Par un joli samedi, nous nous promenions donc dans Panama et l’homme nous retombe dessus, échange d’amabilité sur notre don, il nous apprend qu’il a trouvé un boulot de serveur mais qu’il doit s’acheter des fringues propres, nous pensons tout de suite qu’il va nous taper du pognon, mais il nous explique qu’il a déjà une solution à son problème : 1. il a déjà acheté les chaussures (il les tient fièrement à la main) 2. il a trouvé un américain qui veut acheter une cartouche de clopes avant de rentrer « back home », comme ce dernier ne connaît pas les prix notre homme va faire une affaire.
Mais il lui manque les 4,5US$ de mise de départ pour acheter la cartouche et la revendre illico. Evidemment c’est là que nous intervenons.

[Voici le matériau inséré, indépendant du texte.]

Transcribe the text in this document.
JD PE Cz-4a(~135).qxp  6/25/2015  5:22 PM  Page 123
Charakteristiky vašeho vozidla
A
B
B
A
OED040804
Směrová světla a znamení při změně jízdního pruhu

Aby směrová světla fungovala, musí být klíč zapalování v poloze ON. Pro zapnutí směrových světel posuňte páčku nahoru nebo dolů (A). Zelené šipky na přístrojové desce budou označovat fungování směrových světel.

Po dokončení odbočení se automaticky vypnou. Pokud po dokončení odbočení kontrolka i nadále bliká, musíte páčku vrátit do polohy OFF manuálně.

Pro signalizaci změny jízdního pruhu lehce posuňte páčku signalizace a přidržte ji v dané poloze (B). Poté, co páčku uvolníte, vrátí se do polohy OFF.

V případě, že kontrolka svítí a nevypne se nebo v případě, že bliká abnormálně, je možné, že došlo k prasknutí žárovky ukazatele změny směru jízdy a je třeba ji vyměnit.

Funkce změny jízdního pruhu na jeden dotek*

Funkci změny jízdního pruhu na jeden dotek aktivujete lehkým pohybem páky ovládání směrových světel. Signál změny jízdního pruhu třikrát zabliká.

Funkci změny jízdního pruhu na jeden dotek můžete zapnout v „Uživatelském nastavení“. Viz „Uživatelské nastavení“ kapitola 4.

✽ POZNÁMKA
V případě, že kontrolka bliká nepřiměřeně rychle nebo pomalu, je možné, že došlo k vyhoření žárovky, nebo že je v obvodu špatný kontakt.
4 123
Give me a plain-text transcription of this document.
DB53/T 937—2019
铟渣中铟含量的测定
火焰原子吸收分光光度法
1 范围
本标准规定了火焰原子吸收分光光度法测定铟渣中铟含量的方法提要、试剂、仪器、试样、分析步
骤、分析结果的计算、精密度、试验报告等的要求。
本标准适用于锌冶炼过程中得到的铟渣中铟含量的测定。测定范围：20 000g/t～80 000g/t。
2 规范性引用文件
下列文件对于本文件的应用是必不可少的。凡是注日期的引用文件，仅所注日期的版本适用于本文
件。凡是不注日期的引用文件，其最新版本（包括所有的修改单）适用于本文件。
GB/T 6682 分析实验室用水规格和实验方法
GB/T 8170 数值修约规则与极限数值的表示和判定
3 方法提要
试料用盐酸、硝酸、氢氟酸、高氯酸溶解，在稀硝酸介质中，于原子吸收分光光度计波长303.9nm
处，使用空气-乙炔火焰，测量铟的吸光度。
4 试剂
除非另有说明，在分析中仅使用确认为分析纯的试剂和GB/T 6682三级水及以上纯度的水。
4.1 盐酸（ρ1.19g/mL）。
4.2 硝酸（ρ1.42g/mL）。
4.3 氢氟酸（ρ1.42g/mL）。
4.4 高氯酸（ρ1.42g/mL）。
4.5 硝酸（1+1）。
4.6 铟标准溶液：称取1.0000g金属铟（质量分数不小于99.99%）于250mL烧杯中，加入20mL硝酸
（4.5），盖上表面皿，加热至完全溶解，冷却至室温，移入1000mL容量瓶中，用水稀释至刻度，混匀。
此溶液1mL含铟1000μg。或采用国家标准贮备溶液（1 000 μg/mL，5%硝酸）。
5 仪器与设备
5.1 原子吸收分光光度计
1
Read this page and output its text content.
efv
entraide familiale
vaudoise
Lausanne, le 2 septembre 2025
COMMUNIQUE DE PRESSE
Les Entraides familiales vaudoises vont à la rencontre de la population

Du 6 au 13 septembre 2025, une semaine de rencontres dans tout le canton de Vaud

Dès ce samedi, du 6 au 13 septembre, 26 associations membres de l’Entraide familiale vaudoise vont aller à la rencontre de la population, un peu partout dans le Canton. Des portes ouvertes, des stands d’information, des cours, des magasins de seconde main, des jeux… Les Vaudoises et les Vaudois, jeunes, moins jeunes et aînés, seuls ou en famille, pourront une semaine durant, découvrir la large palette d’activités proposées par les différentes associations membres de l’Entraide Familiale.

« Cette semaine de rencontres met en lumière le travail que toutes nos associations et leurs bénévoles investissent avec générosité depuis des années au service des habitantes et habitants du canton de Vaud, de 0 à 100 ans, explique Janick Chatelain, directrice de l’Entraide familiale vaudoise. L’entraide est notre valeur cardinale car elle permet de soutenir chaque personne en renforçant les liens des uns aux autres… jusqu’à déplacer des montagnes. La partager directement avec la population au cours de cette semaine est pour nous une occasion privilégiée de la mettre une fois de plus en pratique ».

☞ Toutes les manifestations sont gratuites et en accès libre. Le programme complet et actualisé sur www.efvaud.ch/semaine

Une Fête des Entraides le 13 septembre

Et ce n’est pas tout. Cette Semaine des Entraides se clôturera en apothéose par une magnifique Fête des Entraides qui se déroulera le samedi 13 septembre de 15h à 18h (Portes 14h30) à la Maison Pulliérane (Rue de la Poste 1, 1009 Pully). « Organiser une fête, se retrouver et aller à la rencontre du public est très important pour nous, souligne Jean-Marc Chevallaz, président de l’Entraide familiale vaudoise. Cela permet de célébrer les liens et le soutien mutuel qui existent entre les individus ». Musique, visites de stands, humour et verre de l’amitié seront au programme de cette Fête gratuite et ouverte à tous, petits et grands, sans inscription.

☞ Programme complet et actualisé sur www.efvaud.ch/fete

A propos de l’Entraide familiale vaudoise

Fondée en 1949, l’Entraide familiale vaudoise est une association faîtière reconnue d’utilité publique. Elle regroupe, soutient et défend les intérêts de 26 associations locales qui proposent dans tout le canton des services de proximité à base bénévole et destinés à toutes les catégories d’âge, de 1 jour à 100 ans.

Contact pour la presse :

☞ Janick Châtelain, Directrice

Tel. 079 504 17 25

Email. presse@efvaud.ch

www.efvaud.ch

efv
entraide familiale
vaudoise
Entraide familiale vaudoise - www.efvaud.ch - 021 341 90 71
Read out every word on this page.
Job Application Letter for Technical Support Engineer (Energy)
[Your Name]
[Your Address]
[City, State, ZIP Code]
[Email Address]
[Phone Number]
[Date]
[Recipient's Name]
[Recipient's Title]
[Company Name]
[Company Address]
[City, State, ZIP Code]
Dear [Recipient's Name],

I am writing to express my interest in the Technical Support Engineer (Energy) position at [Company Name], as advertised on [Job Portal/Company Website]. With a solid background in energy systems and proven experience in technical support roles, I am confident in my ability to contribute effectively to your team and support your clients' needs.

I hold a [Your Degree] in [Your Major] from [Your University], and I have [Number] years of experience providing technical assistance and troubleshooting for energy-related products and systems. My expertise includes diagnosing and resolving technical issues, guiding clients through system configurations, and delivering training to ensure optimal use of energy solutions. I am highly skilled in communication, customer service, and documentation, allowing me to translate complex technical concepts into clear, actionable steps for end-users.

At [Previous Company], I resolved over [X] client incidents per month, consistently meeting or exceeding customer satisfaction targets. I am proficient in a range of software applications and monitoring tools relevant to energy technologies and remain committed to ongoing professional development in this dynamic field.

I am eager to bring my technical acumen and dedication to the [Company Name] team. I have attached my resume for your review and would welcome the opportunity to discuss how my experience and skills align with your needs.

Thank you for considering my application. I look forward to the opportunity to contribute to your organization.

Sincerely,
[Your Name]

Quand on voyage, on est constamment sur ses gardes, et le risque de voir le mal partout est assez présent. Il nous arrive parfois de glisser sur cette pente. A trop poser de barrières on manque des occasions et surtout on risque de vite devenir un salaud qui regarde sans s’impliquer. Alors cette fois, on se dit qu’on va laisser les barrières un peu de côté et faire confiance à notre bonhomme. Bien sûr on va se faire avoir…
Nous le suivons donc plein de bonnes intentions vers le marché pour acheter la cartouche ; Jacques (c’est son nom) nous prévient que le coin est « très dangereux » pour les touristes. Le quartier où la vente de cigarettes de contrebande s’effectue n’est pas des plus agréables, certes, mais on a vu bien pire, nous ! Nous le suivons donc, soucieux quand même de protéger notre argent, pas fou on ne lui fait quand même pas 100% confiance. L’achat effectué nous prenons la direction de l’hôtel où réside l’Américain, Jacques nous apprend que nous sommes dans un autre quartier qui craint mais que nous pouvons l’attendre au resto du coin : non merci on suit toujours nos investissements. L’Américain n’est pas là, « parti manger au Pio-Pio » selon Jacques. Tandis que nous nous enfonçons dans un quartier de plus en plus craignos, Jacques serre la main à tous les flics du coin, en marmonnant des phrases incompréhensibles en anglais. Ces derniers répondent par des regards perplexes. Il est fort ce Jacques, même sans regarder le Pio-Pio, il sait déjà que son gringo n’est pas dedans ! Accolés à une devanture, il nous annonce que ce dernier arrivera dans les 15-20 minutes. On prend notre mal en patience, c’est clair tout ne peut pas aller comme sur des roulettes dans le monde des affaires, nous décidons donc de consacrer encore une demi-heure à Jacques. L’Américain ne se montrant toujours pas, Jacques comprend notre impatience et décide d’essayer de vendre la cartouche à quelqu’un d’autre. Cette fois nous sommes vraiment dans LE quartier qui craint, avec ses dizaines de jeunes au regard lourd qui s’accoudent à leur voiture-sono, ses immeubles crasseux, ses chiens errants. Il nous indique du doigt sa direction, la plus petite des ruelles sombres du quartier. Nous voudrions l’accompagner encore, mais nous avons l’appareil photo dans la poche (pas deux fois le coup du vol de l’appareil s’il vous plait !), et puis un peu de lassitude se fait sentir… il a filé !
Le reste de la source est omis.